何湫湫跟小黑貓感嘆道“這陸小鳳真是一個合格的打工人呀,我這個老板都睡下了,他竟然還在加班”
系統舒服地趴在軟枕上,悠閑地搖著尾巴,“這樣不好嗎”
它還得意地夸夸自己,“我真是慧眼識英雄,沒想到宿主你居然還會自發地發展下線給你打工,其他系統知道了我躺著就能刷任務后,都可羨慕統統我了呢”
此刻陸小鳳正在一個賭坊查案,這次他沒有如往常一樣先是贏下一大筆錢來吸引老板的注意,再跟老板套關系慢慢探查。
這次他直接找上了老板娘,偷偷摸摸地遞給她一張白色的卡片,小聲地說出暗語“你真是個好人吶。”
已經在百花樓陷入夢鄉的何湫湫沒有發現系統面板的“好人卡”技能已生效。
那邊的陸小鳳已經被老板娘拉著手連自己的戶籍生辰都爆了出來,包括賭場老板的一些私下交易,可謂是知無不言言無不盡。
陸小鳳背著手大搖大擺走出賭場,左邊看看右邊看看,摸摸自己的胡子輕嘶了一聲,“找真相這么簡單,還真有點不習慣。

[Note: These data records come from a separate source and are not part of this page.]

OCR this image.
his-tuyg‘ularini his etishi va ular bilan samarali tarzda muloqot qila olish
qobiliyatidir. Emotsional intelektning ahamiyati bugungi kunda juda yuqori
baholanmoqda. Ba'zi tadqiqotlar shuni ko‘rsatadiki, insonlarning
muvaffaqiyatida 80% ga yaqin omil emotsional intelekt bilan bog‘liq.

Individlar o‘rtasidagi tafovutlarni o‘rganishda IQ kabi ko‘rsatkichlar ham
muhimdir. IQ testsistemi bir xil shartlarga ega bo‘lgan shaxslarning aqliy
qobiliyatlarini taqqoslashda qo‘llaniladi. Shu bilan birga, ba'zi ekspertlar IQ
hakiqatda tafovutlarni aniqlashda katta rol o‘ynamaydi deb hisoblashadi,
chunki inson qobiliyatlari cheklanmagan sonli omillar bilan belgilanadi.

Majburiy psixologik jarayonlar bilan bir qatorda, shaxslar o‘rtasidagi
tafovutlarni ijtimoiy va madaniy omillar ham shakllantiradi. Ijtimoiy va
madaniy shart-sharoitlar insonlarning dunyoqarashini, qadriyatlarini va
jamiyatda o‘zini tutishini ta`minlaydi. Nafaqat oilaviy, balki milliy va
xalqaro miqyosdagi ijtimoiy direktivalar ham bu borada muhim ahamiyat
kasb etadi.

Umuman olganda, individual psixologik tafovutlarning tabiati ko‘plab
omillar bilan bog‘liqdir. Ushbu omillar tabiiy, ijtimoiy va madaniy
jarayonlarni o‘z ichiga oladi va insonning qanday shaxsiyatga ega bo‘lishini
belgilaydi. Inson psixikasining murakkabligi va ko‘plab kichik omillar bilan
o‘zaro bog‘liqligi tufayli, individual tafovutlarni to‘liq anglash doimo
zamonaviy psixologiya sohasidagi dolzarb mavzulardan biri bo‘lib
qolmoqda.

”
在陸小鳳的背后,是在給客人義憤填膺揭開賭場騙局,老板耍老千技巧的老板娘。
老板一覺醒來,被宰過的客人圍堵在門口,還被附近賭場的老板合伙給揍了,老板在得知是與他同流合污的婆娘揭發的后,臉都綠了。
翌日,何湫湫美美醒來,愕然發現財富欄再次小升一波,數值直逼九十九萬。
何湫湫高興得走路一步三蹦,還拉著花滿樓去酒樓打算點一堆好吃的給自己慶祝一下。
“燒鵝來半只,還有辣鹵豬蹄兒、爆炒兔丁兒、板栗雞、佛跳墻、開水白菜、松鼠鱖魚、文思豆腐、酥山。”
“姑娘,這個季節我們店沒賣酥山了。”
店小一小心地打斷道。
何湫湫“那好吧,暫時就這些吧,我想起來了再加”
這可是為之不多的能讓她大魚大肉的機會了,不然待她一回去,就會被媽媽一天三頓的投喂寡淡的營養餐了。
花滿樓見她一下
點這么多,不由得提醒道“點這么多當心吃不完浪費。”
“哎呀,吃不完可以送給那些餓肚子的人嘛”
何湫湫說的那些餓肚子的人是乞討的乞丐們,她在現代見過的乞丐要么是把自己的手腳綁起藏在衣服里裝殘疾人乞討的,要么是穿得干干凈凈站在街邊舉個牌子要討錢買西瓜手機的。
總之雖然有真正的乞丐,但很少。
故而,何湫湫已經把乞丐和罵人的詞自動聯系在一起了。
她不想說那些人是乞丐,她更愿意將他們稱為生活所迫之人。
花滿樓聞言挑眉道“現在不覺得把自己剩下的給乞丐吃不禮貌了”
何湫湫尷尬地笑笑,她上次出門親眼見到一個衣不蔽體的小孩子撿起落在狗粑粑上的饅頭在衣服上蹭兩下就往嘴里塞,她就再也不敢自以為是了。
這個武俠世界雖然有丐幫,但丐幫也是有門檻的。
在各個街尾暗巷里流浪乞討的都是被丐幫拒之門外的殘疾人、老人與小孩兒。
何湫湫問過有人能幫助他們嗎
花滿樓的回答是,他曾為之做出過努力,比如成立孤慈院。
但這個世界上每年都有數不清的老人孩子因為各種原因被拋棄,每天都可能有一個角落誕生被江湖人殺害了父母的孤兒。
花滿樓的努力只是杯水車薪。
何湫湫失落了一陣,又絞盡腦汁地提出“可以請人教孤慈院的小孩子一些技能,等他們長大了就賺錢再開一個孤慈院,每個人都努力一點點,總會有一天能讓所有孤兒老人都吃飽飯的吧”
花滿樓雖然覺得她的提議很是天真,先不說那些有手藝的人愿不愿意把手藝交給別人,畢竟現在都是學徒拜師付學費學手藝的。
還有許多有手藝之人把手中的技藝捏的死死的不肯外傳,只傳給家里的男丁,能不能找到愿意來孤慈院的師傅還不一定。
再者,從孤慈院出去的孩子也不一定就愿意或者有能力再辦一個孤慈院。
但花滿樓還是愿意按照何湫湫說的去嘗試一番。